Proof. Let $S_n(x) = \sum_{|k| \leq n} f(x + k)$. Given $n > m$, we observe the Cauchy sum of $|S_n – S_m|$ is bounded by $\sum_{|k| > n} |f(x + k)|$. But for $x \in [0, 1)$,
$$
\begin{eqnarray}
\sum_{|k| > n} |f(x + k)| &\leq& A\sum_{|k| > n} \frac{1}{1 + (x + k)^2} \\
&=& A\sum_{k > n} \frac{1}{1 + (x + k)^2} + A\sum_{k < -n} \frac{1}{1 + (x + k)^2} \\
&\leq& A\sum_{k > n} \frac{1}{1 + k^2} + A\sum_{k \leq -n} \frac{1}{1 + k^2} \\
&\leq& A\sum_{k > n} \frac{1}{k^2} + A\sum_{k \leq -n} \frac{1}{k^2} \\
&\leq& 2AT_n
\end{eqnarray}
$$
where $T_n$ is the tail sum of $\zeta(2)$. Hence $S_n$ is uniformly Cauchy on $[0, 1)$, so it converges uniformly to $g$ there, so $g$ is continuous on that interval. But $g$ is obviously periodic from its form, so the uniform convergence and continuity apply everywhere. (Possibly more details needed here.) $\blacksquare$
Lemma 2. If $|f(x+iy)| \leq \frac{A}{1 + x^2}$ for some constant $A$ on some strip $-a \leq y \leq a$, and f is holomorphic on this strip, then $|\hat f|$ decreases exponentially.
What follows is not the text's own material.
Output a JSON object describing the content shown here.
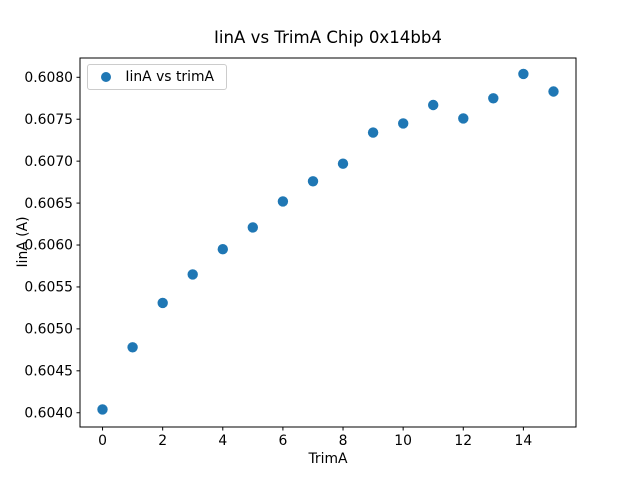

Proof. We integrate along a box from $-R \to R \to R- ai \to -R- ai \to -R$. The sides go to $0$ with $R$ and $f$ is holomorphic on the interior, so the top and bottom in the limit are equal and we have
$$
\begin{eqnarray}
\int_{-\infty}^\infty f(t)e^{-2\pi is t} dt &=& \int_{-\infty-ai}^{\infty-ai} f(t)e^{-2\pi is t} dt \\
&=& \int_{-\infty}^{\infty} f(t- ai)e^{-2\pi is (t – ai)} dt \\
&=& e^{-2\pi a s} \int_{-\infty}^{\infty} f(t- ai)e^{-2\pi is} dt
\end{eqnarray}
$$
and this is of course bounded in magnitude by $Ce^{-2\pi a s}$. $\blacksquare$
Theorem.Suppose $f$ is continuous and of moderate decrease with Fourier transform $\hat f$ and periodization $g$. Then the $n$th Fourier coefficient of $g$ is given by $\hat f(n)$.
Proof.
$$
\begin{eqnarray}
\frac{1}{2\pi} \int_{-\pi}^\pi g(t)e^{-ikt} dt &=& \frac{1}{2\pi} \int_0^{2\pi} g(t)e^{-ikt} dt \\
&=& \int_{0}^1 g(t)e^{-2\pi ikt} dt \\
&=& \int_{0}^1 \sum_{n \in \Bbb Z} f(t + n) e^{-2\pi ikt} dt \\
&=& \sum_{n \in \Bbb Z} \int_0^1 f(t + n) e^{-2\pi ikt} dt \\
&=& \sum_{n \in \Bbb Z} \int_n^{n+1} f(t) e^{-2\pi ikt} dt \\
&=& \int_{-\infty}^\infty f(t) e^{-2\pi ikt} dt \\
&=& \hat f(n).
\end{eqnarray}
$$
The interchange of integral and sum is justified by the uniform convergence, as established above. $\blacksquare$
It follows that $\sum_{n\in \Bbb Z}f(t + n) \sim \sum_{n\in \Bbb Z} \hat f(n) e^{2\pi int}$. If $f$ is decreases fast enough – e.g., if it’s Schwartz, or satisfies the conditions of Lemma 2. above – then this is actually an equality, and we can plug in $t=0$ to yield $\sum_{n\in \Bbb Z}f(n) \sim \sum_{n\in \Bbb Z} \hat f(n)$.